Говорили о московском пожаре — знамении Господнем новому самодержцу, об огненной казни сподвижников в Казани, во Владимире, в Боровске...
— И в Нижнем жгли, — сказал Фёдор, — мне сын писал о том.
— И в Сибири воеводы до срубов охочи. — Лазарь с глаз своих собрал слёзы в ладонь и приложился к ним как к мощам.
— Что он, огонь, русакам природным! — воскликнул Аввакум. — Нас жгут, а мы и сами в огнь! В Закудемском стану, на родине моей, тысячи две ушли к Богу своей волей.
— А в Пошехонье? — вздохнул и перекрестился Епифаний. — Много там людей сожглось.
— Вся Россия чадом исходит, но силён сатана, залепил глаза и уши и Алексею, и сыну его, Федьке! — Аввакум устало поник головой. — Наши верные от нас ждут слова о гарях. По мне — блажен извол сей!
— Батька! Батька! — Епифаний ткнулся головой в колени Аввакуму. — Судьбу Бог даёт.
— Бог даёт дыхание, а воля — быть с Богом али с сатаной — твоя. Нет, милые! Русакам истинным — дьяволу угождать не пристало. Мы народ самим Исусом ведомый. Семён Иванович Крашенинников, земляк мой, ныне инок, прислал мне речи младенцев, готовых за Христа пострадать. Так и рекут: пойдём в огнь. На том свете нам рубахи золотые дадут, сапоги красные, мёду, орехов, яблоков довольно!..
— Отец Аввакум! Страшно тебя слушать. — Дьякон Фёдор черпнул воды, испил, остаток плеснул в ладонь, отёр лицо.
Аввакум взял его за плечи:
— Ты, Фёдор, пойми. Царю и властям станет неповадно людей жечь, когда увидят — не страшен огнь православному человеку. От них, антихристов, сами в огнь бегут, лишь бы сатане не послужить!
— Блаженны принявшие огненное крещение! — задохнулся от слёз Лазарь.

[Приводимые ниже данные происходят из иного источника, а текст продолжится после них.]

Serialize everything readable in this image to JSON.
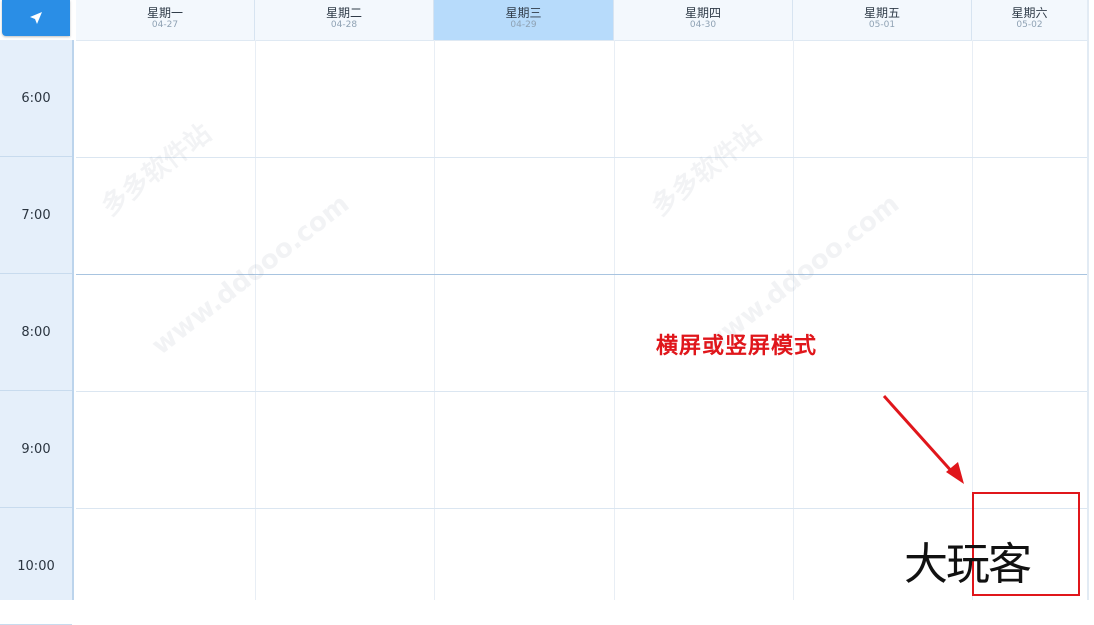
{
  "header": {
    "nav_icon": "navigation-arrow-icon",
    "days": [
      {
        "name": "星期一",
        "date": "04-27",
        "current": false
      },
      {
        "name": "星期二",
        "date": "04-28",
        "current": false
      },
      {
        "name": "星期三",
        "date": "04-29",
        "current": true
      },
      {
        "name": "星期四",
        "date": "04-30",
        "current": false
      },
      {
        "name": "星期五",
        "date": "05-01",
        "current": false
      },
      {
        "name": "星期六",
        "date": "05-02",
        "current": false
      }
    ]
  },
  "time_slots": [
    "6:00",
    "7:00",
    "8:00",
    "9:00",
    "10:00"
  ],
  "watermark": {
    "text_cn": "多多软件站",
    "text_url": "www.ddooo.com"
  },
  "annotation": {
    "label": "横屏或竖屏模式"
  },
  "site_logo": {
    "text": "大玩客"
  },
  "colors": {
    "accent": "#2a8ee6",
    "current_day": "#b7dbfb",
    "annotation_red": "#e0161b",
    "time_column": "#e5effa"
  }
}
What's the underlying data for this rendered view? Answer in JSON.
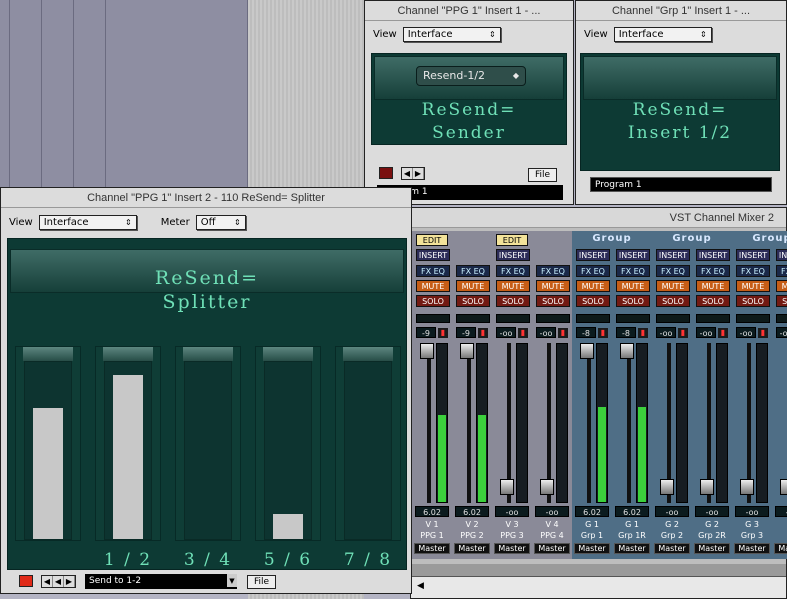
{
  "win_ppg1_i1": {
    "title": "Channel \"PPG 1\" Insert 1 - ...",
    "view_label": "View",
    "view_value": "Interface",
    "preset": "Resend-1/2",
    "display_line1": "ReSend=",
    "display_line2": "Sender",
    "file": "File",
    "program": "Program 1"
  },
  "win_grp1_i1": {
    "title": "Channel \"Grp 1\" Insert 1 - ...",
    "view_label": "View",
    "view_value": "Interface",
    "display_line1": "ReSend=",
    "display_line2": "Insert 1/2",
    "program": "Program 1"
  },
  "splitter": {
    "title": "Channel \"PPG 1\" Insert 2 - 110 ReSend= Splitter",
    "view_label": "View",
    "view_value": "Interface",
    "meter_label": "Meter",
    "meter_value": "Off",
    "display_line1": "ReSend=",
    "display_line2": "Splitter",
    "slots": [
      {
        "label": "",
        "level": 0.73
      },
      {
        "label": "1 / 2",
        "level": 0.91
      },
      {
        "label": "3 / 4",
        "level": 0.0
      },
      {
        "label": "5 / 6",
        "level": 0.14
      },
      {
        "label": "7 / 8",
        "level": 0.0
      }
    ],
    "program": "Send to 1-2",
    "file": "File"
  },
  "mixer": {
    "title": "VST Channel Mixer 2",
    "channels": [
      {
        "top": "EDIT",
        "grp": false,
        "a": {
          "val": "-9",
          "name": "V 1",
          "sub": "PPG 1",
          "peak": "6.02",
          "level": 0.55
        },
        "b": {
          "val": "-9",
          "name": "V 2",
          "sub": "PPG 2",
          "peak": "6.02",
          "level": 0.55
        },
        "master": "Master"
      },
      {
        "top": "EDIT",
        "grp": false,
        "a": {
          "val": "-oo",
          "name": "V 3",
          "sub": "PPG 3",
          "peak": "-oo",
          "level": 0
        },
        "b": {
          "val": "-oo",
          "name": "V 4",
          "sub": "PPG 4",
          "peak": "-oo",
          "level": 0
        },
        "master": "Master"
      },
      {
        "top": "Group",
        "grp": true,
        "a": {
          "val": "-8",
          "name": "G 1",
          "sub": "Grp 1",
          "peak": "6.02",
          "level": 0.6
        },
        "b": {
          "val": "-8",
          "name": "G 1",
          "sub": "Grp 1R",
          "peak": "6.02",
          "level": 0.6
        },
        "master": "Master"
      },
      {
        "top": "Group",
        "grp": true,
        "a": {
          "val": "-oo",
          "name": "G 2",
          "sub": "Grp 2",
          "peak": "-oo",
          "level": 0
        },
        "b": {
          "val": "-oo",
          "name": "G 2",
          "sub": "Grp 2R",
          "peak": "-oo",
          "level": 0
        },
        "master": "Master"
      },
      {
        "top": "Group",
        "grp": true,
        "a": {
          "val": "-oo",
          "name": "G 3",
          "sub": "Grp 3",
          "peak": "-oo",
          "level": 0
        },
        "b": {
          "val": "-oo",
          "name": "",
          "sub": "",
          "peak": "-oo",
          "level": 0
        },
        "master": "Master"
      }
    ],
    "insert": "INSERT",
    "fx": "FX",
    "eq": "EQ",
    "mute": "MUTE",
    "solo": "SOLO"
  }
}
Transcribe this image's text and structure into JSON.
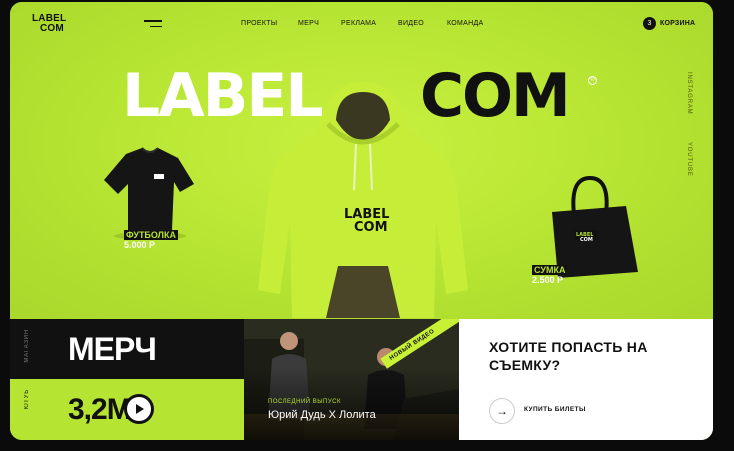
{
  "header": {
    "logo_line1": "LABEL",
    "logo_line2": "COM",
    "nav": [
      "ПРОЕКТЫ",
      "МЕРЧ",
      "РЕКЛАМА",
      "ВИДЕО",
      "КОМАНДА"
    ],
    "cart_count": "3",
    "cart_label": "КОРЗИНА"
  },
  "hero": {
    "title_part1": "LABEL",
    "title_part2": "COM",
    "registered_mark": "®",
    "hoodie_print_line1": "LABEL",
    "hoodie_print_line2": "COM",
    "social": [
      "INSTAGRAM",
      "YOUTUBE"
    ]
  },
  "products": [
    {
      "name": "ФУТБОЛКА",
      "price": "5.000 Р"
    },
    {
      "name": "СУМКА",
      "price": "2.500 Р"
    }
  ],
  "merch": {
    "section_label": "МАГАЗИН",
    "title": "МЕРЧ"
  },
  "stats": {
    "label": "ЮТУБ",
    "value": "3,2M"
  },
  "video": {
    "tape_text": "НОВЫЙ ВИДЕО",
    "caption": "ПОСЛЕДНИЙ ВЫПУСК",
    "title": "Юрий Дудь X Лолита"
  },
  "cta": {
    "title": "ХОТИТЕ ПОПАСТЬ НА СЪЕМКУ?",
    "button_label": "КУПИТЬ БИЛЕТЫ",
    "arrow_icon": "arrow-right-icon"
  },
  "colors": {
    "accent": "#b6e432",
    "dark": "#111111",
    "light": "#ffffff"
  }
}
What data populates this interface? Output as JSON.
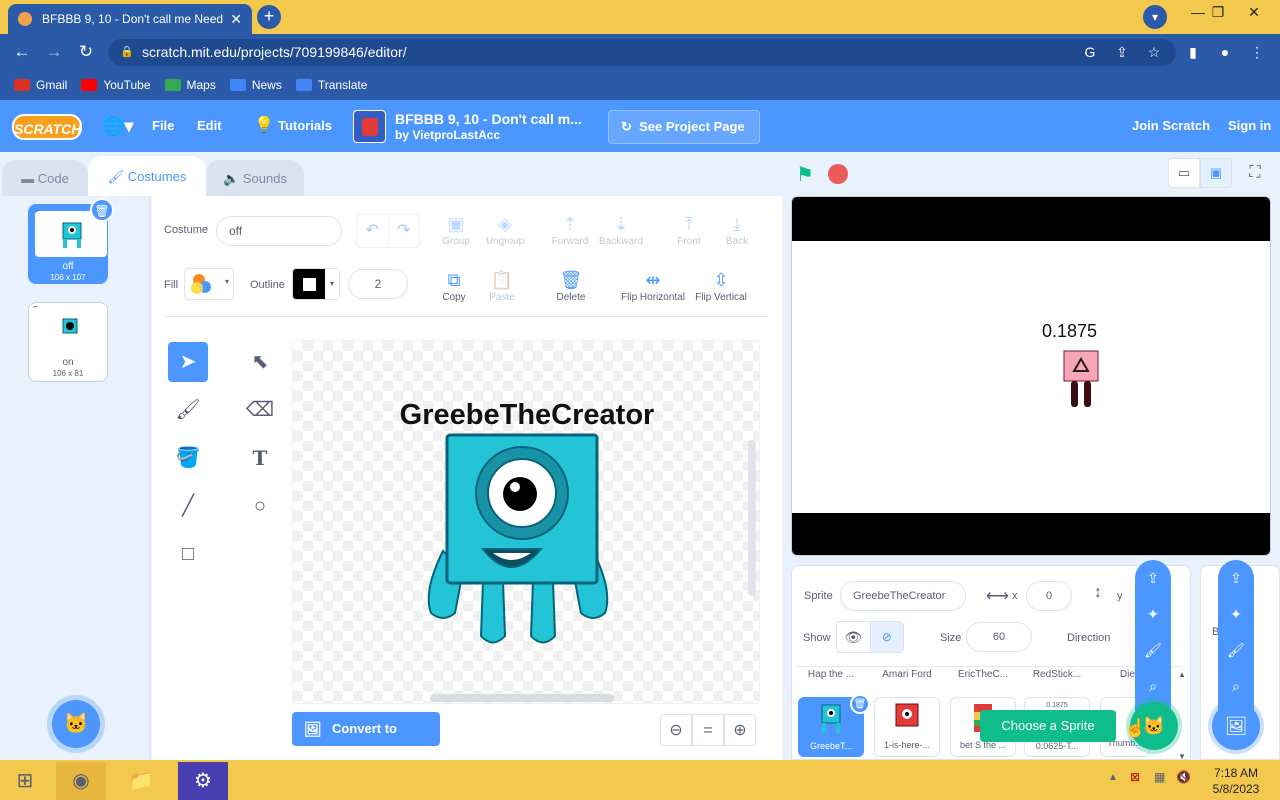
{
  "browser": {
    "tab_title": "BFBBB 9, 10 - Don't call me Need",
    "url": "scratch.mit.edu/projects/709199846/editor/",
    "bookmarks": [
      {
        "label": "Gmail",
        "icon": "gmail-icon",
        "color": "#d93025"
      },
      {
        "label": "YouTube",
        "icon": "youtube-icon",
        "color": "#ff0000"
      },
      {
        "label": "Maps",
        "icon": "maps-icon",
        "color": "#34a853"
      },
      {
        "label": "News",
        "icon": "news-icon",
        "color": "#4285f4"
      },
      {
        "label": "Translate",
        "icon": "translate-icon",
        "color": "#4285f4"
      }
    ]
  },
  "menu": {
    "logo": "SCRATCH",
    "file": "File",
    "edit": "Edit",
    "tutorials": "Tutorials",
    "project_title": "BFBBB 9, 10 - Don't call m...",
    "project_by": "by VietproLastAcc",
    "see_project": "See Project Page",
    "join": "Join Scratch",
    "signin": "Sign in"
  },
  "tabs": {
    "code": "Code",
    "costumes": "Costumes",
    "sounds": "Sounds"
  },
  "costumes": [
    {
      "num": "1",
      "name": "off",
      "size": "106 x 107"
    },
    {
      "num": "2",
      "name": "on",
      "size": "106 x 81"
    }
  ],
  "paint": {
    "costume_label": "Costume",
    "costume_name": "off",
    "fill_label": "Fill",
    "outline_label": "Outline",
    "outline_width": "2",
    "group": "Group",
    "ungroup": "Ungroup",
    "forward": "Forward",
    "backward": "Backward",
    "front": "Front",
    "back": "Back",
    "copy": "Copy",
    "paste": "Paste",
    "delete": "Delete",
    "flip_h": "Flip Horizontal",
    "flip_v": "Flip Vertical",
    "canvas_text": "GreebeTheCreator",
    "convert": "Convert to Bitmap",
    "zoom_eq": "="
  },
  "stage": {
    "value_text": "0.1875"
  },
  "sprite_info": {
    "sprite_label": "Sprite",
    "sprite_name": "GreebeTheCreator",
    "x_label": "x",
    "x_value": "0",
    "y_label": "y",
    "show_label": "Show",
    "size_label": "Size",
    "size_value": "60",
    "direction_label": "Direction"
  },
  "sprite_names_top": [
    "Hap the ...",
    "Amari Ford",
    "EricTheC...",
    "RedStick...",
    "Diego"
  ],
  "sprite_tiles": [
    {
      "name": "GreebeT...",
      "top": ""
    },
    {
      "name": "1-is-here-...",
      "top": ""
    },
    {
      "name": "bet S the ...",
      "top": ""
    },
    {
      "name": "0.0625-T...",
      "top": "0.1875"
    },
    {
      "name": "Thumb...",
      "top": ""
    }
  ],
  "choose_sprite": "Choose a Sprite",
  "stage_panel_label": "B",
  "taskbar": {
    "time": "7:18 AM",
    "date": "5/8/2023"
  }
}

— Блаженны! — заплакал Епифаний.
— Блаженны. — Фёдор сжал ладонями пылающую голову. — Боже мой! Вот до чего дожила Святая Русь!
— Блажен, говорю, извол сей, о Господи! — закричал на них Аввакум.
В ту же ночь написал протопоп иноку Симеону, духовному чаду своему, пространное
письмо. Вместо приветствия сорвалось выстраданное: «Чадо Семионе, на горе я родился». А закончил помином гонимых покойными царём Алексеем и Никоном.«И оттоле двадесяте три лета и пол-лета и месяц по сё время беспрестани жгут и вешают праведников Христовых...»
Закончил письмо к Симеону, а пламя в душе не унимается, бушует. И дабы не спалить самого себя огненным словом, намахал Аввакум письмо ко всем чадам, горемыкам верным, ищущим живота вечного.
«О братие и сёстры! Радейте и не ослабейте. Великий старец Аввакум благословляет и вечную вам память любезно воспевает. Да всё огнём сгорите! Приближися — по семо, старче, с седыми своими власы, приникни о невесто, с девическою красотою. Воззри в сию книгу, священную тетрадь, егда мы вас мутим и обманываем. Зрите слог словес и чья рука! Не буди нам вам лгать и на святых клеветати: сам сие чертал великий Аввакум, славный страдалец, второй во всём Павел» [51] .
51
Возможно, это письмо подделка или одна из редакций подлинного послания Аввакума. «Псом и нищим», «врагом окаянным» протопоп себя называл, но нигде «великим» да еще «вторым Павлом».
И когда утром пришёл к яме десятник Никита Солоношник, протопоп окликнул его и подал ему письма:
— Доставь жаждущим испить из моего колодца.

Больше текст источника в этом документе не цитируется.